I actually hacked up dd to use async IO ( via io_submit ) in conjunction with O_DIRECT and it did noticeably improve ( ~10% ish ) both throughput and cpu utilization. I have an OO.o spreadsheet showing the results of some simple benchmarking with various parameters I did at home, which I will post later this evening. Of course, dd is a simplistic case of sequential IO. If you have something like a big database that needs to concurrently handle dozens or hundreds of random IO requests at once, O_DIRECT async IO is definitely going to be a clear winner.

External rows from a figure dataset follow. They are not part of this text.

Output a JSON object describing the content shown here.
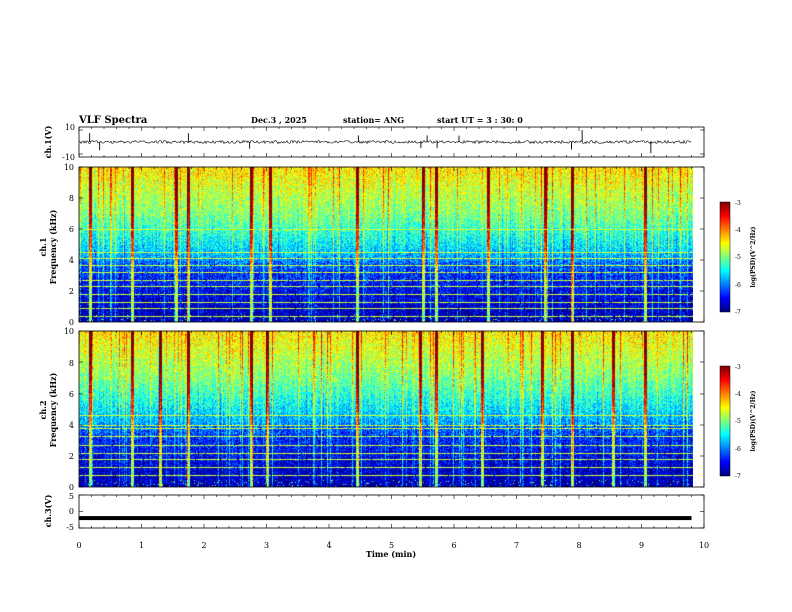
{
  "header": {
    "title": "VLF Spectra",
    "date": "Dec.3 , 2025",
    "station": "station= ANG",
    "start": "start UT = 3 : 30: 0"
  },
  "chart_data": [
    {
      "id": "ch1-waveform",
      "type": "line",
      "ylabel": "ch.1(V)",
      "ylim": [
        -10,
        10
      ],
      "yticks": [
        "10",
        "-10"
      ],
      "baseline": 0,
      "xlim": [
        0,
        10
      ],
      "data_end_min": 9.8,
      "spike_times_min": [
        0.17,
        0.33,
        1.75,
        2.73,
        4.47,
        5.47,
        5.57,
        5.73,
        6.08,
        7.88,
        8.05,
        9.15
      ]
    },
    {
      "id": "ch1-spectrogram",
      "type": "heatmap",
      "ylabel_top": "ch.1",
      "ylabel": "Frequency (kHz)",
      "ylim": [
        0,
        10
      ],
      "yticks": [
        "0",
        "2",
        "4",
        "6",
        "8",
        "10"
      ],
      "xlim": [
        0,
        10
      ],
      "data_end_min": 9.8,
      "line_freqs_khz": [
        0.4,
        0.9,
        1.3,
        1.8,
        2.3,
        2.7,
        3.2,
        3.7,
        4.1,
        4.5,
        6.0
      ],
      "bright_times_min": [
        0.18,
        0.85,
        1.55,
        1.75,
        2.75,
        3.05,
        4.45,
        5.5,
        5.72,
        6.55,
        7.45,
        7.88,
        9.05
      ]
    },
    {
      "id": "ch2-spectrogram",
      "type": "heatmap",
      "ylabel_top": "ch.2",
      "ylabel": "Frequency (kHz)",
      "ylim": [
        0,
        10
      ],
      "yticks": [
        "0",
        "2",
        "4",
        "6",
        "8",
        "10"
      ],
      "xlim": [
        0,
        10
      ],
      "data_end_min": 9.8,
      "line_freqs_khz": [
        0.8,
        1.3,
        1.8,
        2.2,
        2.7,
        3.3,
        3.8,
        4.0,
        4.6
      ],
      "bright_times_min": [
        0.18,
        0.85,
        1.3,
        1.75,
        2.75,
        3.0,
        4.45,
        5.45,
        5.72,
        6.45,
        7.4,
        7.88,
        8.55,
        9.05
      ]
    },
    {
      "id": "ch3-waveform",
      "type": "line",
      "ylabel": "ch.3(V)",
      "ylim": [
        -5,
        5
      ],
      "yticks": [
        "5",
        "0",
        "-5"
      ],
      "level": -2,
      "xlim": [
        0,
        10
      ],
      "data_end_min": 9.8
    }
  ],
  "colorbar": {
    "label": "log(PSD)(V^2/Hz)",
    "ticks": [
      "-3",
      "-4",
      "-5",
      "-6",
      "-7"
    ],
    "range": [
      -7,
      -3
    ]
  },
  "xaxis": {
    "label": "Time (min)",
    "ticks": [
      "0",
      "1",
      "2",
      "3",
      "4",
      "5",
      "6",
      "7",
      "8",
      "9",
      "10"
    ]
  }
}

The part I am writing looks like a transaction log writer:
  Lots of sequential small-ish writes (call each quanta a transaction)
  Must be written to stable storage
  Must know when the writes are completed
  The data is only read back for recovery processing

  In the past, the way I found to have worked best is to have a dedicated thread pulling
transactions off a queue and doing the blocking syncronous writes either by write(v)/fsync or
write(v) on a file opened with O_SYNC | O_DIRECT.  Once the fsync returned, the thread would
signal completion and grab the next batch to start writing.
  This works very well and can easily max out any real device's bandwidth, but incurs more latency
than should be absolutely needed due to the extra context switching from the completion
signalling.

  I am hoping AIO can be used to reduce the latency, but was a bit discouraged after reading the
IBM paper.

  I am looking forward to your post reguarding dd.